En un episodio de Criaturitas seguimos a una rata canguro mientras es acosada por una serie de predadores ‒serpientes, aves rapaces‒ y minicataclismos ‒inundaciones, frío, etcétera‒ en Arizona, Estados Unidos. El documental muestra cómo el roedor reacciona ante estos desafíos y, tras ingeniárselas una y otra vez, lograr sobrevivir. Pero el asunto es que la rata canguro nunca estuvo en presencia de los depredadores de los que escapa aterrorizada. Ni de los minicataclismos. Todo es una composición tecnológica que, con la excusa de documentar un comportamiento animal, en realidad construye una trama de acción digna de una película de Steven Seagal. Sin embargo, a nivel formal, todo hace que Criaturitas parezca un documental. Y en un mundo donde la pérdida de biodiversidad es uno de los mayores problemas, la aparición de documentales sobre la naturaleza que prescinden de ella parece ser algo digno de seguir con precavida atención.
Mundos alienígenas no es tan deshonesta como Criaturitas.
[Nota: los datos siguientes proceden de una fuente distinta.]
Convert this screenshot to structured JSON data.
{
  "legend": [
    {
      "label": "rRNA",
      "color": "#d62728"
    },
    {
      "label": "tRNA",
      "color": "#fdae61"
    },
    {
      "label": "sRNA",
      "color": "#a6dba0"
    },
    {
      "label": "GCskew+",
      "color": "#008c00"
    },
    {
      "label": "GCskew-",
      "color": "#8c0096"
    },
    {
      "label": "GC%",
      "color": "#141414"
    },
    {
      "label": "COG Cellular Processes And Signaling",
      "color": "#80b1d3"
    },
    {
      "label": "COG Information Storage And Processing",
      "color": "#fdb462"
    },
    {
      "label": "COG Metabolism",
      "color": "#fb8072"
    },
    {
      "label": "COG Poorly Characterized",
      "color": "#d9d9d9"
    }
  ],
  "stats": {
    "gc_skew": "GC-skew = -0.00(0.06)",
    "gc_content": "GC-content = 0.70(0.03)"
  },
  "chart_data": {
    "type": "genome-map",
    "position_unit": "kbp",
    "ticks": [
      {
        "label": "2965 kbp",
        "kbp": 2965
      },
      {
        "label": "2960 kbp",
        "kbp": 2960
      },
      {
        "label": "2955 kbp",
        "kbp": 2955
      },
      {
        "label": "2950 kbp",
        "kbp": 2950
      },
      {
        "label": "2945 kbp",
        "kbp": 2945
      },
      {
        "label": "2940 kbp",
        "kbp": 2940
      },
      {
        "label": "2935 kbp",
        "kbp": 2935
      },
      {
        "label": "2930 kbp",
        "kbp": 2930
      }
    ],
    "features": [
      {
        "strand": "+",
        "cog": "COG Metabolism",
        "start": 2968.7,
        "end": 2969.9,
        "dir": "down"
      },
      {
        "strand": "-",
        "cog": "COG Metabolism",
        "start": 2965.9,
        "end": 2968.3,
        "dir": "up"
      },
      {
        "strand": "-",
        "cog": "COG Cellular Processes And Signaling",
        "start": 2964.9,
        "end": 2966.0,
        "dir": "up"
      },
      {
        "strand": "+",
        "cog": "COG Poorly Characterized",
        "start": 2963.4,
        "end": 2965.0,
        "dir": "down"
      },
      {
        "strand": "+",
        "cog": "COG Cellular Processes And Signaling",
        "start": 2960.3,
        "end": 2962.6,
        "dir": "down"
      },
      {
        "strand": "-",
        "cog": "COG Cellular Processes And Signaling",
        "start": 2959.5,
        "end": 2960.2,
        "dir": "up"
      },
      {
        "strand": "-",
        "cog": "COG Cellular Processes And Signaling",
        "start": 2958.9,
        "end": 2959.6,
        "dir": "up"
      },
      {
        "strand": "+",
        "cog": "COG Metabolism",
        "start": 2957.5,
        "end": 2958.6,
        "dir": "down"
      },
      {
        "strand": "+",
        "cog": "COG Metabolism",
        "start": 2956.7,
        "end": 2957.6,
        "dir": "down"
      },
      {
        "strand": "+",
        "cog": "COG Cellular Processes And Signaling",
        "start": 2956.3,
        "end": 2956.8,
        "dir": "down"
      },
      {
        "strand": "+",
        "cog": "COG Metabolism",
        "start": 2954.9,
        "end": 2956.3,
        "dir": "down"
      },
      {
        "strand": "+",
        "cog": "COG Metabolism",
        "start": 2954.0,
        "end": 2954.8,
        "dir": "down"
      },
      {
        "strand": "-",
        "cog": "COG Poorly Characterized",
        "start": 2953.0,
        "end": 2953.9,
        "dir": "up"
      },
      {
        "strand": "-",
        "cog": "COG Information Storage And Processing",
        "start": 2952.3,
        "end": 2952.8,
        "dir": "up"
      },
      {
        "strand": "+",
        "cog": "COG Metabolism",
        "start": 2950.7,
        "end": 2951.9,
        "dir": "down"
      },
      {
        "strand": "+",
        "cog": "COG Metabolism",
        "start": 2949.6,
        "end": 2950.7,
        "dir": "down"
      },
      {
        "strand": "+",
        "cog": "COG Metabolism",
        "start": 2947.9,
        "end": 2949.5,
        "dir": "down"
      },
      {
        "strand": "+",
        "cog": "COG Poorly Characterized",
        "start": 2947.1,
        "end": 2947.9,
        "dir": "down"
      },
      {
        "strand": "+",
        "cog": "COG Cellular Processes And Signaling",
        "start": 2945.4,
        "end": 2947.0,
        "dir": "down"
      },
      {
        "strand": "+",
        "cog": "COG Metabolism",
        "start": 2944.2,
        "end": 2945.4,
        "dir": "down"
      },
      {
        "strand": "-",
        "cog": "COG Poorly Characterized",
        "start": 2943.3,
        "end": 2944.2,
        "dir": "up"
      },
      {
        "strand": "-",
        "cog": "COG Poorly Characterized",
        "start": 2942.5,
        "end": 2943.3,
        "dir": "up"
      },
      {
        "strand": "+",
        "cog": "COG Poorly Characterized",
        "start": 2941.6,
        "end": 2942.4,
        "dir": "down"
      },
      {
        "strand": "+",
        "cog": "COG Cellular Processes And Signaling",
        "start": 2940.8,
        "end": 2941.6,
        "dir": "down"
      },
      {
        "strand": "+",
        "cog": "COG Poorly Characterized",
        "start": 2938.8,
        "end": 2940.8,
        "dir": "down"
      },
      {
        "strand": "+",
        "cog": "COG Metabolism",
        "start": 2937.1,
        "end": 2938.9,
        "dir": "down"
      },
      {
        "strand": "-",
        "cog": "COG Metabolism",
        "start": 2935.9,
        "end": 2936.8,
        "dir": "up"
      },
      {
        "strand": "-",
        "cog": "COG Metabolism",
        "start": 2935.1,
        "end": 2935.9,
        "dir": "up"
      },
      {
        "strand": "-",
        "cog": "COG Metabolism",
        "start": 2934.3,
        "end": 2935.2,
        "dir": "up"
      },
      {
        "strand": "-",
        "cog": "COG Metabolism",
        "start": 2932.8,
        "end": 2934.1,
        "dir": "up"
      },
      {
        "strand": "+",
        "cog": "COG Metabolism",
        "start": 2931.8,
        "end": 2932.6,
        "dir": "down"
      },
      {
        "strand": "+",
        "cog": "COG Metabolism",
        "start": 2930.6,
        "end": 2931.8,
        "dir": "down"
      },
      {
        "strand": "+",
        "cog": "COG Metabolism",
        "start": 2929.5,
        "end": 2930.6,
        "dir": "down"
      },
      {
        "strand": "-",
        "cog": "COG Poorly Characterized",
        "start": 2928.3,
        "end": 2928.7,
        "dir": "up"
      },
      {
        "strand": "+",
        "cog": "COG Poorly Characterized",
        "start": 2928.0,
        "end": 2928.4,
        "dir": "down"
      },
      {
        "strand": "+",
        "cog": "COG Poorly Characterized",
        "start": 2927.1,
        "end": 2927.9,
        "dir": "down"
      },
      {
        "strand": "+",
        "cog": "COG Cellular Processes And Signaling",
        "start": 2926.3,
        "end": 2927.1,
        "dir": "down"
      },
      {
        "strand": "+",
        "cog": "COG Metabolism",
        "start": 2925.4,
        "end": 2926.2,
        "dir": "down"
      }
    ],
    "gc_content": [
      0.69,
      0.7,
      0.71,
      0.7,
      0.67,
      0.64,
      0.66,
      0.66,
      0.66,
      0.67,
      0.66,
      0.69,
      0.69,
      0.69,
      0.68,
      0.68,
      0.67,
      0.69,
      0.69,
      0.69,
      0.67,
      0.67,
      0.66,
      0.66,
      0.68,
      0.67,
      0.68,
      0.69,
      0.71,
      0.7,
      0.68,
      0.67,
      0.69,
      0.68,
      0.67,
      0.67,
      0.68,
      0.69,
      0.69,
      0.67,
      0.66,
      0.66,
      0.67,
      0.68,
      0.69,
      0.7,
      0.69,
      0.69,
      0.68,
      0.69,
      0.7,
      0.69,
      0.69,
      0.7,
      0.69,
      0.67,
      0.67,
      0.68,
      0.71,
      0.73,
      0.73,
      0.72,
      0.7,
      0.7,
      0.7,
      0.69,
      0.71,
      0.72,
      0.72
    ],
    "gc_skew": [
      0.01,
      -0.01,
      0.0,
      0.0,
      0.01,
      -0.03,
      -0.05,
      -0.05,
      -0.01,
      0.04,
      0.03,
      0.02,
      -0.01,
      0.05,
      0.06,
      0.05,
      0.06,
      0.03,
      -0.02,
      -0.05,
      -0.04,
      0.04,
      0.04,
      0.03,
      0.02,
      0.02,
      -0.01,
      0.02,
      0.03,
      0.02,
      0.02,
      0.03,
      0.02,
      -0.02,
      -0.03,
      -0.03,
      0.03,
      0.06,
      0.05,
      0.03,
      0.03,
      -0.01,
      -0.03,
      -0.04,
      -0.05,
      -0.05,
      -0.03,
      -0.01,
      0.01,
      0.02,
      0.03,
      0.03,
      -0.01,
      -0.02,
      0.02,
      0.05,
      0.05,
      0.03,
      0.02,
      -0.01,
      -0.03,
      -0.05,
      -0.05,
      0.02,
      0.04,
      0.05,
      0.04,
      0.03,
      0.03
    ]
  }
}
Sin embargo, al promocionarse como una serie que hablará de vida en otros planetas pero tener su fuerte en los científicos y científicas que hablan de la vida en este, parece querer hacernos pasar alien por liebre. No es necesariamente malo. La vida en este planeta es increíblemente variada, compleja e improbable. Sólo resta cruzar los dedos por que quienes cayeron en la serie atraídos por su similitud con escenas de Star Wars se interesen más por la ciencia que nos ayuda a entender la vida en este planeta y a imaginarla en los millones que están ahí afuera esperando.